Jean-Michel Sagnier : “Nous voulons mettre l’accent sur les IGP de territoires”

Publié le 05 décembre 2018

“Nous avons à communiquer largement sur l’arrivée de Terres du Midi, mais également sur les IGP de territoires qui sont au nombre de sept sur le département de l’Hérault”, a déclaré Jean-Michel Sagnier, nouveau président des IGP de l’Hérault.

Jean-Michel Sagnier est le tout nouveau président de la Fédération des vins IGP de l’Hérault. Agé de 60 ans, il est installé à Saint-Bauzille-de-la-Sylve, sur 25 hectares en IGP Pays d’Oc et AOP Coteaux du Languedoc. Elu en juillet dernier, il présente les projets à venir des IGP Hérault et de territoires.

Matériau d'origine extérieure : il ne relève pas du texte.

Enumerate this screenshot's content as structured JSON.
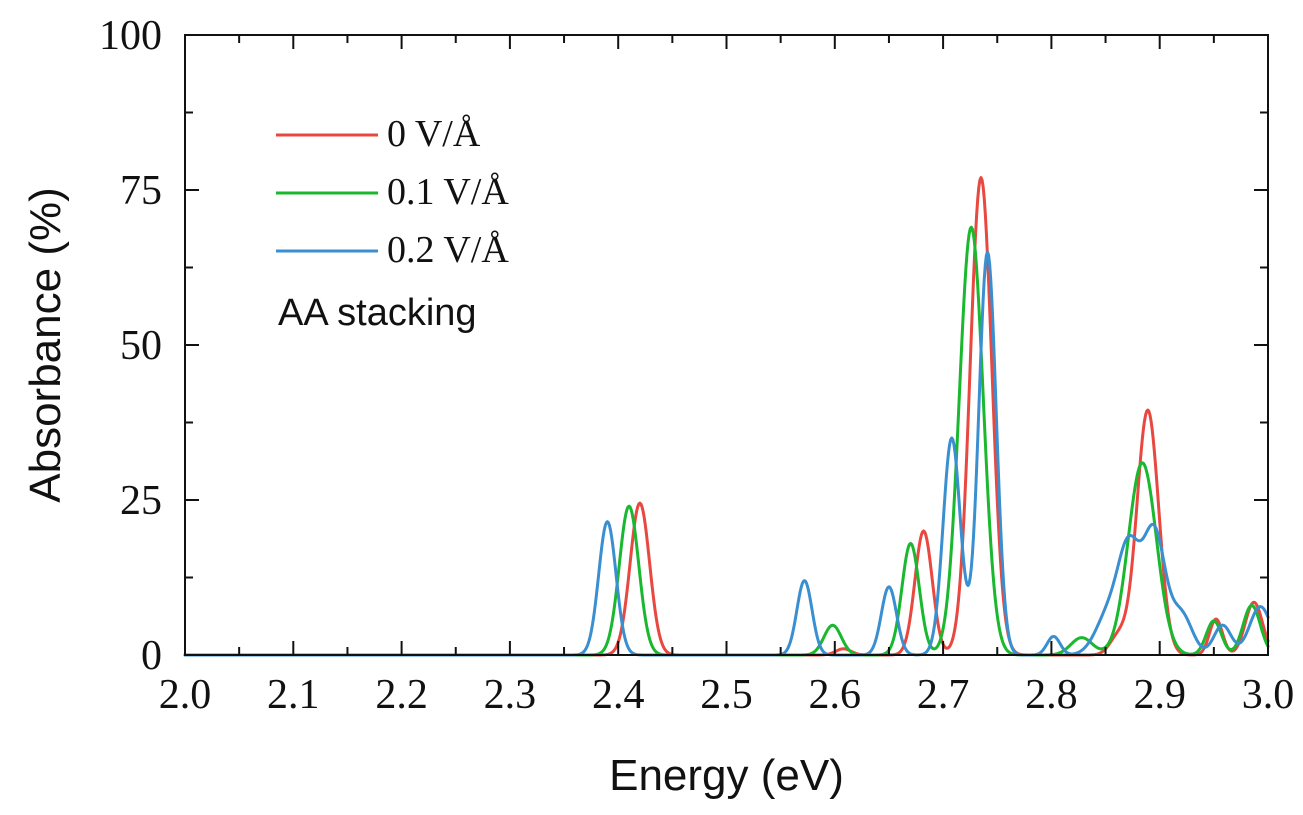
{
  "chart_data": {
    "type": "line",
    "title": "",
    "xlabel": "Energy (eV)",
    "ylabel": "Absorbance (%)",
    "xlim": [
      2.0,
      3.0
    ],
    "ylim": [
      0,
      100
    ],
    "x_ticks": [
      "2.0",
      "2.1",
      "2.2",
      "2.3",
      "2.4",
      "2.5",
      "2.6",
      "2.7",
      "2.8",
      "2.9",
      "3.0"
    ],
    "y_ticks": [
      "0",
      "25",
      "50",
      "75",
      "100"
    ],
    "grid": false,
    "legend_position": "top-left",
    "annotation": "AA stacking",
    "colors": {
      "axis": "#111111"
    },
    "series": [
      {
        "name": "0 V/Å",
        "color": "#e8483f",
        "peaks": [
          {
            "x": 2.42,
            "y": 24.5,
            "width": 0.009
          },
          {
            "x": 2.608,
            "y": 1.0,
            "width": 0.007
          },
          {
            "x": 2.682,
            "y": 20.0,
            "width": 0.008
          },
          {
            "x": 2.735,
            "y": 77.0,
            "width": 0.01
          },
          {
            "x": 2.862,
            "y": 3.0,
            "width": 0.008
          },
          {
            "x": 2.889,
            "y": 39.5,
            "width": 0.01
          },
          {
            "x": 2.952,
            "y": 5.8,
            "width": 0.006
          },
          {
            "x": 2.987,
            "y": 8.5,
            "width": 0.008
          }
        ]
      },
      {
        "name": "0.1 V/Å",
        "color": "#19b82e",
        "peaks": [
          {
            "x": 2.41,
            "y": 24.0,
            "width": 0.009
          },
          {
            "x": 2.598,
            "y": 4.8,
            "width": 0.008
          },
          {
            "x": 2.67,
            "y": 18.0,
            "width": 0.008
          },
          {
            "x": 2.726,
            "y": 69.0,
            "width": 0.011
          },
          {
            "x": 2.828,
            "y": 2.8,
            "width": 0.01
          },
          {
            "x": 2.884,
            "y": 31.0,
            "width": 0.013
          },
          {
            "x": 2.95,
            "y": 5.5,
            "width": 0.007
          },
          {
            "x": 2.985,
            "y": 8.0,
            "width": 0.008
          }
        ]
      },
      {
        "name": "0.2 V/Å",
        "color": "#3a8fd0",
        "peaks": [
          {
            "x": 2.39,
            "y": 21.5,
            "width": 0.008
          },
          {
            "x": 2.572,
            "y": 12.0,
            "width": 0.007
          },
          {
            "x": 2.65,
            "y": 11.0,
            "width": 0.007
          },
          {
            "x": 2.708,
            "y": 35.0,
            "width": 0.008
          },
          {
            "x": 2.741,
            "y": 65.0,
            "width": 0.008
          },
          {
            "x": 2.802,
            "y": 3.0,
            "width": 0.006
          },
          {
            "x": 2.853,
            "y": 6.5,
            "width": 0.012
          },
          {
            "x": 2.872,
            "y": 16.0,
            "width": 0.01
          },
          {
            "x": 2.895,
            "y": 19.5,
            "width": 0.01
          },
          {
            "x": 2.92,
            "y": 6.5,
            "width": 0.01
          },
          {
            "x": 2.958,
            "y": 4.8,
            "width": 0.008
          },
          {
            "x": 2.993,
            "y": 7.8,
            "width": 0.01
          }
        ]
      }
    ]
  }
}
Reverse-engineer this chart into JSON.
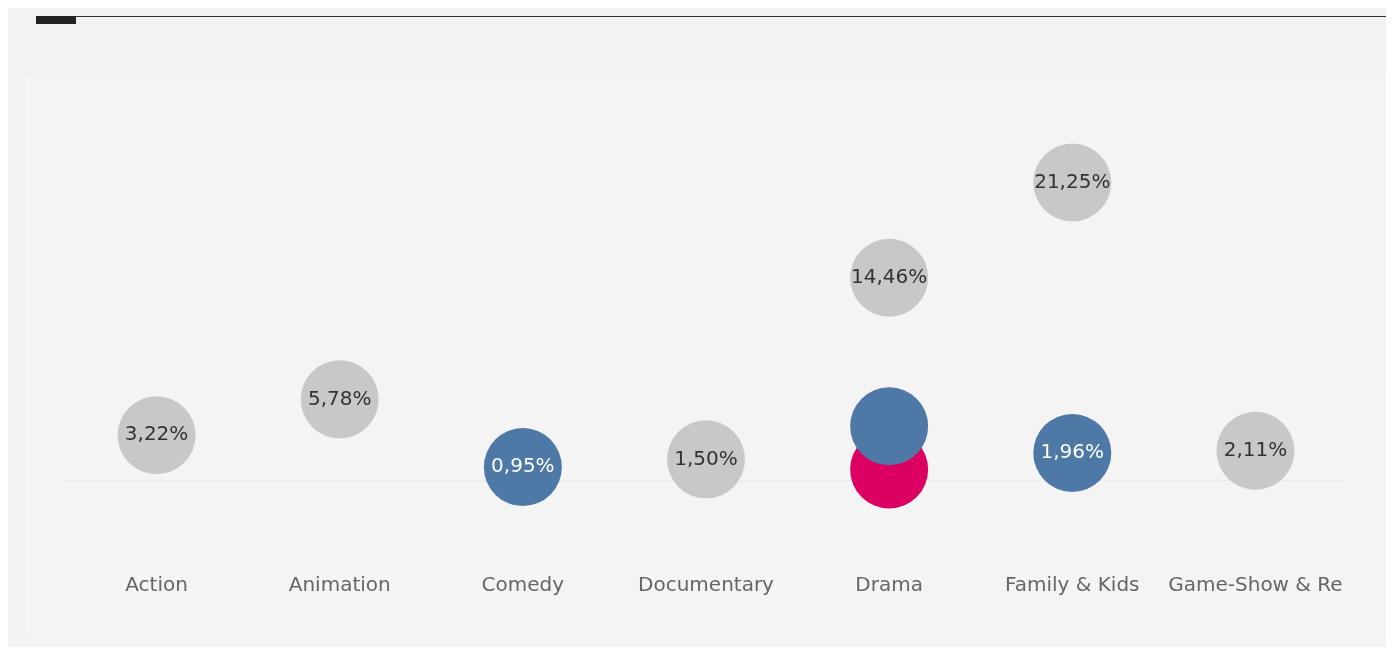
{
  "chart_data": {
    "type": "scatter",
    "categories": [
      "Action",
      "Animation",
      "Comedy",
      "Documentary",
      "Drama",
      "Family & Kids",
      "Game-Show & Re"
    ],
    "series": [
      {
        "color": "#c8c8c8",
        "values": [
          3.22,
          5.78,
          null,
          1.5,
          14.46,
          21.25,
          2.11
        ],
        "value_labels": [
          "3,22%",
          "5,78%",
          null,
          "1,50%",
          "14,46%",
          "21,25%",
          "2,11%"
        ]
      },
      {
        "color": "#4e79a7",
        "values": [
          null,
          null,
          0.95,
          null,
          3.86,
          1.96,
          null
        ],
        "value_labels": [
          null,
          null,
          "0,95%",
          null,
          null,
          "1,96%",
          null
        ]
      },
      {
        "color": "#dc0063",
        "values": [
          null,
          null,
          null,
          null,
          0.78,
          null,
          null
        ],
        "value_labels": [
          null,
          null,
          null,
          null,
          null,
          null,
          null
        ]
      }
    ],
    "ref_lines": [
      {
        "axis": "y",
        "value": 0,
        "color": "#d0d0d0",
        "line_style": "dotted"
      }
    ],
    "marker": "circle",
    "grid": false,
    "legend": false,
    "tick_labels": "x"
  }
}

Comment se dessine le paysage des IGP dans l’Hérault ?

Jean-Michel Sagnier : “La Fédération des IGP 34 regroupe deux dénominations : l’IGP Hérault, qui rassemble 337 000 hl toutes couleurs confondues, et les IGP de territoires, qui prennent de l’ampleur depuis quelques années, et représentent 192 000 hl de vin. C’est sur ces IGP de territoires que nous voulons mettre l’accent en matière de communication. Les IGP de territoires rassemblent entre autres : l’IGP Côtes de Thau, Côtes de Thongue, Saint-Guilhem, Coteaux-d’Ensérune, Coteaux de Béziers, Haute-Vallée-de-l’Orb ou encore Vicomté d’Aumelas. Elles sont au nombre de 7, et quadrillent le département de l’Hérault. Avec Denis Verdier, président de la section IGP du CIVL et Ludovic Roux, président de Terres du Midi (rattachée à Inter Oc), nous souhaitons voir plus loin que la France, et communiquer davantage à l’export. Nous souhaitons ainsi restructurer la filière des IGP. Concernant Terres du Midi, quelques contrats ont déjà été signés.” 

Vous aviez un conseil d’administration il y a quelques jours. Quels ont été les sujets abordés ?

J-M. S. : “Nous avons parlé de Terres de Midi, car nos volumes vont en dépendre. Les IGP de département sont à l’origine de la création de cette dénomination d’assemblage à l’échelle régionale. Nous avons donc de la communication à faire. A ce titre, le Conseil départemental de l’Hérault va promouvoir les différentes dénominations IGP du département. Il a également été question du budget, car on perd 20 % d’IGP Hérault par an, en raison d’une baisse de consommation de cette IGP et une récolte 2017 qui a été très faible. En revanche, on n’a pas perdu sur les IGP de territoires qui restent à 192 000 hl. Cette année, le prévisionnel est à la hausse, cela devrait concerner plus de revendications.”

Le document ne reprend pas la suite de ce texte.